The interruption shattered the moment of connection we'd been building. I saw Raven's expression shift from open vulnerability back to guarded assessment as she looked between us, calculating relationship dynamics and potential complications.

"Hey, I'm just the annoying guy who asks dumb questions," I said quickly, standing and raising my hands in surrender. "You two have... whatever you have. I'll just go find something else to break."

But as I turned to leave, I caught the look Raven gave me—a flash of frustration that the conversation had been interrupted, of regret that we'd been pulled back to surface-level interactions when we'd been approaching something real.

She was choosing to deal with Finn's jealousy because she had to, not because my presence didn't matter. The realization sent warmth through my chest even as I walked away, giving them space to work through whatever history and complications defined their relationship.

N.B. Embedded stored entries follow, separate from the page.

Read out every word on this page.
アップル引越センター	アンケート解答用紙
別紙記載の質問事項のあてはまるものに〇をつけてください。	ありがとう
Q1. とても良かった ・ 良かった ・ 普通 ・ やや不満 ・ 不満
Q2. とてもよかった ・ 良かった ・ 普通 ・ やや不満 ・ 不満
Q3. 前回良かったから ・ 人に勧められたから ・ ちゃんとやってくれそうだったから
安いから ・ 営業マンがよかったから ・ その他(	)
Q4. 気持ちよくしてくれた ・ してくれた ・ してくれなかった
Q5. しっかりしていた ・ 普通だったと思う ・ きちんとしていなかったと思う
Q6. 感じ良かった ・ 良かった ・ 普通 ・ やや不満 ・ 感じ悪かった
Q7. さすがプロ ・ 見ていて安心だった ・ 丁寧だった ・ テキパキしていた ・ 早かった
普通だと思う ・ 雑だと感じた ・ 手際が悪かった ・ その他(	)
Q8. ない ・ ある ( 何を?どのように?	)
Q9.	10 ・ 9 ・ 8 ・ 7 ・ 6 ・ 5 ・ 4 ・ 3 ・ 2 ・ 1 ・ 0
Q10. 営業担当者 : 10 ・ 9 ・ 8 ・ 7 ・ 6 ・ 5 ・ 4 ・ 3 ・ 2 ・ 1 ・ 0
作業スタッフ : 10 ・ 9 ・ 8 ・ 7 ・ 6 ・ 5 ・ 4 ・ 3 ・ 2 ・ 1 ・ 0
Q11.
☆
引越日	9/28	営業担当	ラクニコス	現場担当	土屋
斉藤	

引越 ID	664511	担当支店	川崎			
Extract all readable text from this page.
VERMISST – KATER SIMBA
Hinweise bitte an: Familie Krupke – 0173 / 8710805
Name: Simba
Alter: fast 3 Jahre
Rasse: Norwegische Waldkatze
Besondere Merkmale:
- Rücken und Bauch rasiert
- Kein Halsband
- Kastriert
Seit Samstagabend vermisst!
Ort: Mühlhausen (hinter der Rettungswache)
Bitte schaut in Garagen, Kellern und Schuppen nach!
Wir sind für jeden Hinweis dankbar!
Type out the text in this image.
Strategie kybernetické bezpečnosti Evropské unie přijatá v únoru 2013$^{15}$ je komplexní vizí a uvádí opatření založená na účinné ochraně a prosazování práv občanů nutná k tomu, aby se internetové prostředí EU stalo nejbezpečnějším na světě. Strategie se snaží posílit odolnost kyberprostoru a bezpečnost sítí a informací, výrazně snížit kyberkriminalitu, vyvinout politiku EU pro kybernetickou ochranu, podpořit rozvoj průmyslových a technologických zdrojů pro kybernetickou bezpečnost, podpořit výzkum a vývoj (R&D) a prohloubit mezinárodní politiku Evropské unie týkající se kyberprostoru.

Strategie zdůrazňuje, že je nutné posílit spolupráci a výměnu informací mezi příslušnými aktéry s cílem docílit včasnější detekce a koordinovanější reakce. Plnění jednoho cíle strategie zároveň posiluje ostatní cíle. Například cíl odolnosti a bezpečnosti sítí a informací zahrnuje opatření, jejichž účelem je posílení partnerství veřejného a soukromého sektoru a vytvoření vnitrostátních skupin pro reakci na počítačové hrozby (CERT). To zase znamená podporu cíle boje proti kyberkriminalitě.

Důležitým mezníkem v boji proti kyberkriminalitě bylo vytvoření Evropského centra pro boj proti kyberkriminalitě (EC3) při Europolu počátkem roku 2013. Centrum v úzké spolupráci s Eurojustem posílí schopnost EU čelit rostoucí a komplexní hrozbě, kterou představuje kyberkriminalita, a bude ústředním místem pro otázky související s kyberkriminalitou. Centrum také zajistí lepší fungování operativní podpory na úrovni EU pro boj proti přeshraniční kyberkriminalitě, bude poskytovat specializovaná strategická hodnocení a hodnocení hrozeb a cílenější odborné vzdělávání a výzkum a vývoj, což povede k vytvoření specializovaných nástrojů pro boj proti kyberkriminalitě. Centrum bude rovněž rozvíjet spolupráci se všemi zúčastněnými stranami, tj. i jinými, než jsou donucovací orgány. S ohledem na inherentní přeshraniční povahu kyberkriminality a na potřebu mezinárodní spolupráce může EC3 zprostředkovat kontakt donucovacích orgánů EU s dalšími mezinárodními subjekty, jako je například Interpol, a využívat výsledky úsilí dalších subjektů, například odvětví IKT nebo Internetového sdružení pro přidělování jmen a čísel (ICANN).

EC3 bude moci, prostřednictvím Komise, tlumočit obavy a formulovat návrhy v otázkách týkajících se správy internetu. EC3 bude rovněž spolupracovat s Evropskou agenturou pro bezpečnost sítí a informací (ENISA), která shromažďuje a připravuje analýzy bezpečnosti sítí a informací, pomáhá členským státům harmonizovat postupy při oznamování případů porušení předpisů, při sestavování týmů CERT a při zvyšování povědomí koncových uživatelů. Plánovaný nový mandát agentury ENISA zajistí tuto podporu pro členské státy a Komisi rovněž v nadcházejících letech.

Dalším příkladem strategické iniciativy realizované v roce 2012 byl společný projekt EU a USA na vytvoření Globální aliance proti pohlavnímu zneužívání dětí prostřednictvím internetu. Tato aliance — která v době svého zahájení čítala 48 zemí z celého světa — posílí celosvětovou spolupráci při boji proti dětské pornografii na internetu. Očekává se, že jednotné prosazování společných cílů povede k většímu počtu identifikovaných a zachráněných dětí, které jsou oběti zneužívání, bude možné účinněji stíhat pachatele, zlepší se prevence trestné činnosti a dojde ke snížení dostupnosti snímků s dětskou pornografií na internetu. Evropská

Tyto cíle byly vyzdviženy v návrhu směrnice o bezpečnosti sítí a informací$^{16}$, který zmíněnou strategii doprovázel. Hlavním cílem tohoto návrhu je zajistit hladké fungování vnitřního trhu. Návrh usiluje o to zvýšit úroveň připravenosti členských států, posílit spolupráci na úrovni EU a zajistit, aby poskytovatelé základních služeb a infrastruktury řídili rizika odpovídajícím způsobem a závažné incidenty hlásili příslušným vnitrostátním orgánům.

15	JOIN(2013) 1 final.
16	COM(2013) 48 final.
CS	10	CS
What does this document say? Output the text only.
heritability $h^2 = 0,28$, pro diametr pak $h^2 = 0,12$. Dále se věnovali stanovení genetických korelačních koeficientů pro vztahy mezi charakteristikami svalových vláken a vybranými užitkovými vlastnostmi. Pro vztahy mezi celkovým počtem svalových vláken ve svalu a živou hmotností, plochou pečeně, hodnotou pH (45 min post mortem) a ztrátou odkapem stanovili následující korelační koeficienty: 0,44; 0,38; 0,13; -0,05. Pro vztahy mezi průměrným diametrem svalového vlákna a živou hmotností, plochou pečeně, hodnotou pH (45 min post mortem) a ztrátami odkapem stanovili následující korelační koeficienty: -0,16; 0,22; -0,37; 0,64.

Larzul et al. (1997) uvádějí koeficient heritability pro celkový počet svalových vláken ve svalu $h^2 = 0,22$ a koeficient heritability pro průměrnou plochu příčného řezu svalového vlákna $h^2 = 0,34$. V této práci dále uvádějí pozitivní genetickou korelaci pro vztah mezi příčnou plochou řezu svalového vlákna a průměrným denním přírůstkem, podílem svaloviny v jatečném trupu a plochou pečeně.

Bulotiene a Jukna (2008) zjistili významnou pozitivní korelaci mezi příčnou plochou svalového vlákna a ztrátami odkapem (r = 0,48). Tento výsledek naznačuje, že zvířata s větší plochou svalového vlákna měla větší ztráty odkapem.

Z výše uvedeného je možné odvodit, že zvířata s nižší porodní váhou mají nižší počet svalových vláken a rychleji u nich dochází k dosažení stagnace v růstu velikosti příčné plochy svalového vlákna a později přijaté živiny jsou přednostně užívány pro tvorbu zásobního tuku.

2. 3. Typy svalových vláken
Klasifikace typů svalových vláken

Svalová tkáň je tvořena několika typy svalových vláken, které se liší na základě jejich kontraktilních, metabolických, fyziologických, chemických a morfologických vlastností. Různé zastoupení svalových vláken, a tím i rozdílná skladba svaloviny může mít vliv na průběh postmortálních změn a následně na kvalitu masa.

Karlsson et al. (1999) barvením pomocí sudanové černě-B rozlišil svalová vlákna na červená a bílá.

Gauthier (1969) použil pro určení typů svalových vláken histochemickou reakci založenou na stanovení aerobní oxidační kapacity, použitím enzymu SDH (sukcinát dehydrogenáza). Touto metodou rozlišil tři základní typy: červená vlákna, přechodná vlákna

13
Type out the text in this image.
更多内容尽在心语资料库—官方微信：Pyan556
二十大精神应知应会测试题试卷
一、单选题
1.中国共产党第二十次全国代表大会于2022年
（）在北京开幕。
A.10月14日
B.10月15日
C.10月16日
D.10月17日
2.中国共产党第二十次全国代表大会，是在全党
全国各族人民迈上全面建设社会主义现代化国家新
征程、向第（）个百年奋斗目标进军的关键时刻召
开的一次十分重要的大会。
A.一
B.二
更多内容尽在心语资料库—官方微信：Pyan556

From across camp, I watched them talk—saw Finn's earnest explanations and possessive gestures, saw Raven's careful responses that neither encouraged nor completely dismissed him. But every few minutes, her eyes found mine across the distance, holding contact for moments that felt like promises of conversations interrupted but not abandoned.

"This is dangerous," I thought, forcing myself to look away and focus on other tasks. "Getting attached to someone who's starting to see through your lies. Getting invested in relationships that can't survive the truth about what you are."

But as night fell and I caught her watching me from across the fire, neither of us looking away immediately, I realized the danger was already here. The shift had already occurred, and there was no going back to the safety of keeping everyone at arm's length.

Some risks were worth taking, even when they led straight toward heartbreak.